McMillen Wins ACEC Engineering Excellence Award

Hidroeléctrica Choloma, a hydropower developer, held rights to a potential small project on the slopes of the Santa Cruz Mountains in Guatemala. But the site came with a few problems that needed to be solved before the project could move forward.

The site had plenty of head, but the main stream of the nearby Coloma River had enough flow to accommodate a project able to produce only three or four megawatts.

McMillen, serving as project manager, and other team members decided to take advantage of several smaller streams flowing down the slopes about six kilometers west of the river. They came up with a design for a small dam with water intakes on each of the six streams, with all of the flow then collected in a six-kilometer-long collector pipeline. The combined flow was large enough that it allowed the project to expand to 9.7 megawatts.

The project team thought the pipe could send all of the collected water to a small reservoir and dam that would serve as the project’s headworks. Hydraulics of the intake and collector pipe locations dictated that the reservoir and dam be built at an elevation of 647 meters. But there was only one suitable location on the Choloma River that hit that mark. And the conditions there were less than ideal: no bedrock and lots of clay, sand and subsurface water.

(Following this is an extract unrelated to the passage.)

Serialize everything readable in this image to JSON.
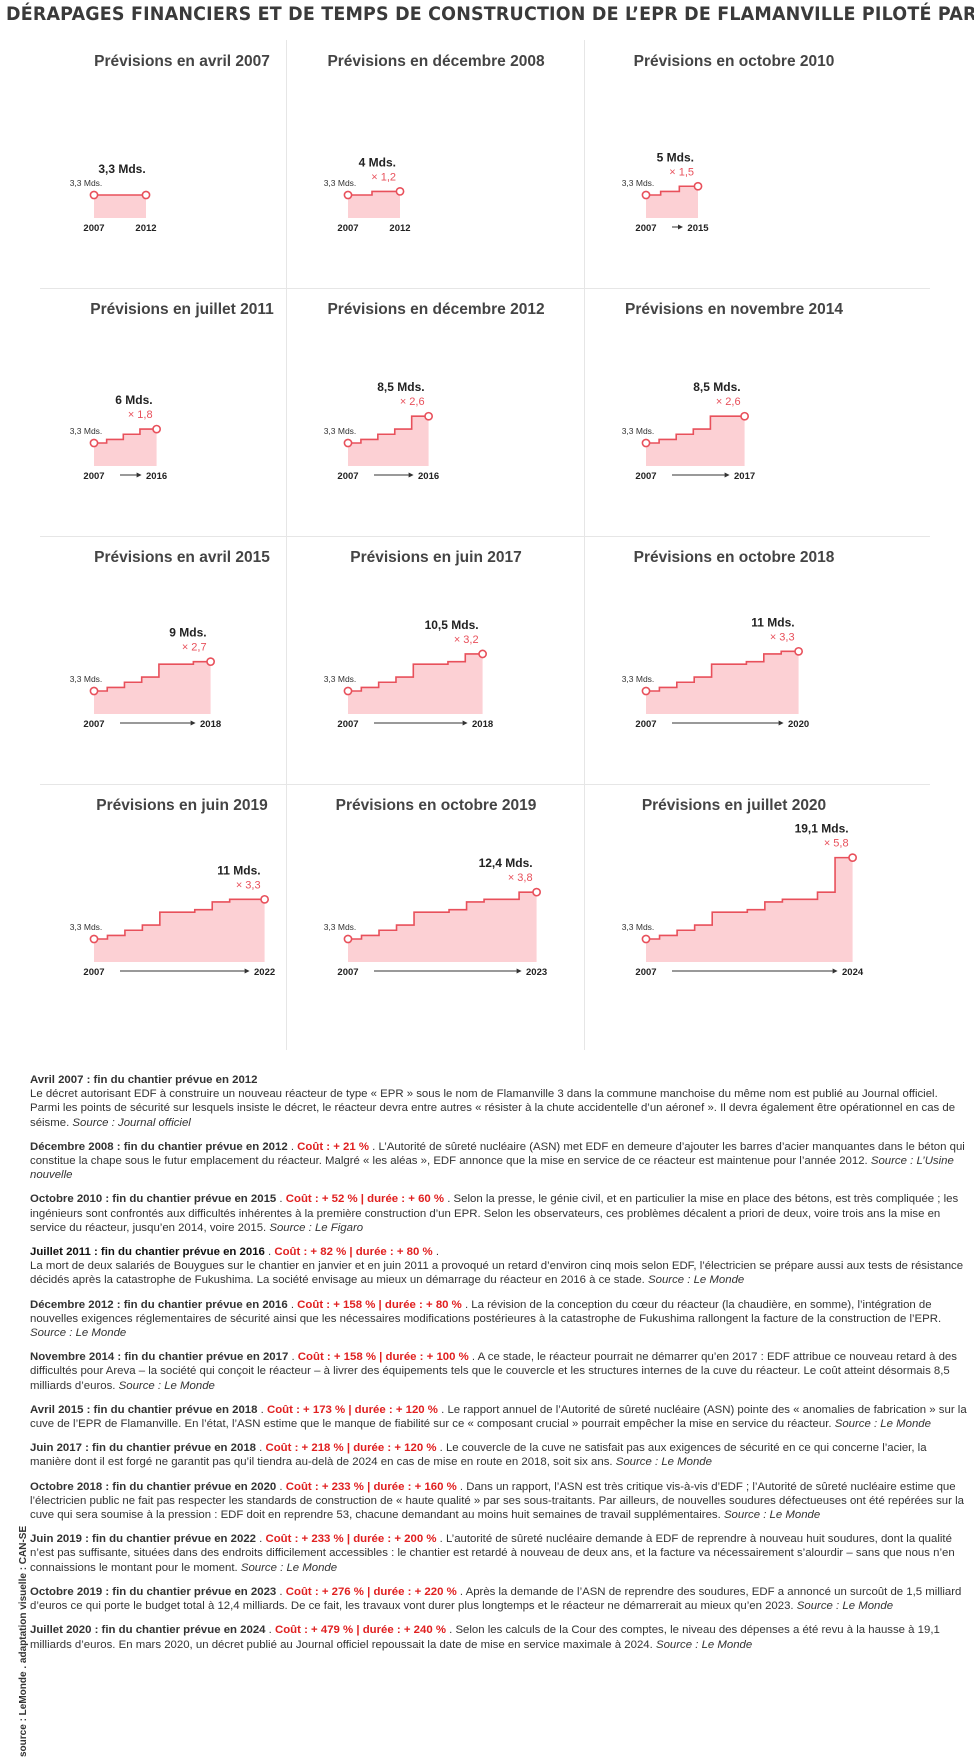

The project team decided to look in another direction. On a nearby ridge, workers cleared a site, blasted away bedrock and constructed a large, steel water tank at an elevation of 647 meters. A 42-inch, 2,950-meter-long steel pipe was installed to carry the water to a powerhouse 460 meters below the tank.

The project was designed and constructed to meet international standards for green power. The project owner has applied for green certification to be able to sell output as sustainable energy.